L'administration a publiquement défendu Mme Noem, et une phrase clé souvent citée dans les médias a été prononcée par la porte-parole de la Maison-Blanche, Karoline Leavitt :

« Le président Trump et la secrétaire Noem ont assuré la sécurité maximale des frontières de notre nation et notre pays est sans aucun doute plus sûr aujourd'hui qu'il ne l'était lorsque le président a pris ses fonctions l'année dernière ». L'équipe de Noem a également réfuté les rumeurs concernant des tensions internes, un porte-parole du DHS déclarant, selon le WSJ, que « ce département ne perd pas son temps avec des ragots salaces et sans fondement ».
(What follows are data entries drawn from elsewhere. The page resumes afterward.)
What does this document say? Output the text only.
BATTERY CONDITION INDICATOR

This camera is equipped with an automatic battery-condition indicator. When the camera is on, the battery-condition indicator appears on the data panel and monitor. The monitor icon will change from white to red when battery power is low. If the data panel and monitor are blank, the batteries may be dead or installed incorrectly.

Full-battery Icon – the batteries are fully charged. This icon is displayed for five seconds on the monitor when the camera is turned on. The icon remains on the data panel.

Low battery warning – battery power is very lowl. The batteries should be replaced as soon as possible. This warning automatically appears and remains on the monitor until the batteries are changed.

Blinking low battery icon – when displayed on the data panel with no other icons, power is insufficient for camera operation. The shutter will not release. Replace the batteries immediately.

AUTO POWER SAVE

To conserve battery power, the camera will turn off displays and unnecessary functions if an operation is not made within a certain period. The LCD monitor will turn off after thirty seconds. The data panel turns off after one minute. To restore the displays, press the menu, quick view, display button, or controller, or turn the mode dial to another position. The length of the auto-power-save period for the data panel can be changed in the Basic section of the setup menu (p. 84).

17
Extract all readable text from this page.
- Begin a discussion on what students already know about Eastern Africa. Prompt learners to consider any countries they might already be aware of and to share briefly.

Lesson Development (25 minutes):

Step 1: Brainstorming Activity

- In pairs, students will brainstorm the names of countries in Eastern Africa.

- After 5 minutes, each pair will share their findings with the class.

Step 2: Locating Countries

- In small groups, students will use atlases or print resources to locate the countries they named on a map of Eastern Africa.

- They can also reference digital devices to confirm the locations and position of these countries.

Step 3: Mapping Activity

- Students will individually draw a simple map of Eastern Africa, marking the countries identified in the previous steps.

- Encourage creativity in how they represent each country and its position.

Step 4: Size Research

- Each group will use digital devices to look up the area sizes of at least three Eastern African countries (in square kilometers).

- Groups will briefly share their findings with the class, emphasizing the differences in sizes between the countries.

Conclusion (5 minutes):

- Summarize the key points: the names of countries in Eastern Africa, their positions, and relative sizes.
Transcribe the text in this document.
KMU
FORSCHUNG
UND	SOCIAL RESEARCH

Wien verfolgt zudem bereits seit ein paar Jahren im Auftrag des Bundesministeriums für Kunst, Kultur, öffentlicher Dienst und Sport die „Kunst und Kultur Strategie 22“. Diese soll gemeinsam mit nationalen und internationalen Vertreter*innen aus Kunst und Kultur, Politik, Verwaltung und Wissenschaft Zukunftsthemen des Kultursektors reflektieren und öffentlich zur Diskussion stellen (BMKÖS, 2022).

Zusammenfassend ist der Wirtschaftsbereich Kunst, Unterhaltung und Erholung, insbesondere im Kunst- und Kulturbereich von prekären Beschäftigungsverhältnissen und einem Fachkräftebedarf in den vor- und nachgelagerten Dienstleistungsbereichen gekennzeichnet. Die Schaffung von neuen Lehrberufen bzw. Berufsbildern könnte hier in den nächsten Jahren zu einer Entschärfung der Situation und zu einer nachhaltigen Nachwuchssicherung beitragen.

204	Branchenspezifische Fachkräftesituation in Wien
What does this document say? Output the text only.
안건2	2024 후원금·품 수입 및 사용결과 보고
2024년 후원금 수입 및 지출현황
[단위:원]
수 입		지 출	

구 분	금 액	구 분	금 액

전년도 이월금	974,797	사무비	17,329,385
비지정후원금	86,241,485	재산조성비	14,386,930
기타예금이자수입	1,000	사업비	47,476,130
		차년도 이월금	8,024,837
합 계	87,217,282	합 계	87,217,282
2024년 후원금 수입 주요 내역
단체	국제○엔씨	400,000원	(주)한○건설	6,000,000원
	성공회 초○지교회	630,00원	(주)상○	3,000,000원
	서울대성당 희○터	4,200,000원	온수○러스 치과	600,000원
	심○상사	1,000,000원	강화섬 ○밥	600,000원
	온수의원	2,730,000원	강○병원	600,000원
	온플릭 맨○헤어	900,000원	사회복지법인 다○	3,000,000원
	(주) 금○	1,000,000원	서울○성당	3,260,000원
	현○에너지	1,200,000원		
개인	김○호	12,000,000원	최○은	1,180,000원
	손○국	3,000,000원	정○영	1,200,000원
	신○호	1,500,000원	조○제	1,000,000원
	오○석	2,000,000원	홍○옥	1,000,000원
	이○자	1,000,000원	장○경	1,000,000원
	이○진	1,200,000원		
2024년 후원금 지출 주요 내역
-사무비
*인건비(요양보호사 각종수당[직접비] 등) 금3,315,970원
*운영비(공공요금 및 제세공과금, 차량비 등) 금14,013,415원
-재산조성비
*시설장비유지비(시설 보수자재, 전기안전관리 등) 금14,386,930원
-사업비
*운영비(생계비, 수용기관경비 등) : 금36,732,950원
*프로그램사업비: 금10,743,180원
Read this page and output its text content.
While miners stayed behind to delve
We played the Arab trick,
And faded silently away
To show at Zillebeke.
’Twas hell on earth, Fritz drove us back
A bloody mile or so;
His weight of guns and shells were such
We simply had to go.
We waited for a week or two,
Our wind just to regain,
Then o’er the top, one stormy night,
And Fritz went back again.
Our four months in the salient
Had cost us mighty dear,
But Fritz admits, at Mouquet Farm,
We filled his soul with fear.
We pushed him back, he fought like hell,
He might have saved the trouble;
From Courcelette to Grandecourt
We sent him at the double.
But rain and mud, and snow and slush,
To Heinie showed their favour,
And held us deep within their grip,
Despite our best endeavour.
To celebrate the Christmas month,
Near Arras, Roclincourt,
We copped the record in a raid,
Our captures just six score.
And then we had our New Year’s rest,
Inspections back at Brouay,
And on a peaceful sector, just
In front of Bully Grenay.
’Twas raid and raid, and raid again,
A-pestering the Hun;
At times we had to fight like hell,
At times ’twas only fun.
Ces déclarations présentent la controverse comme une distraction par rapport aux résultats politiques, mais elles n'ont pas répondu à la question précise soulevée par l'épisode de la couverture : pourquoi un pilote opérationnel a-t-il été démis de ses fonctions en cours de route pour avoir oublié un effet personnel, puis réintégré uniquement parce que personne d'autre ne pouvait piloter l'avion pour rentrer à la base ? Le contraste entre les déclarations triomphantes sur les succès obtenus et le récit détaillé du licenciement fait désormais partie du débat politique autour de son mandat.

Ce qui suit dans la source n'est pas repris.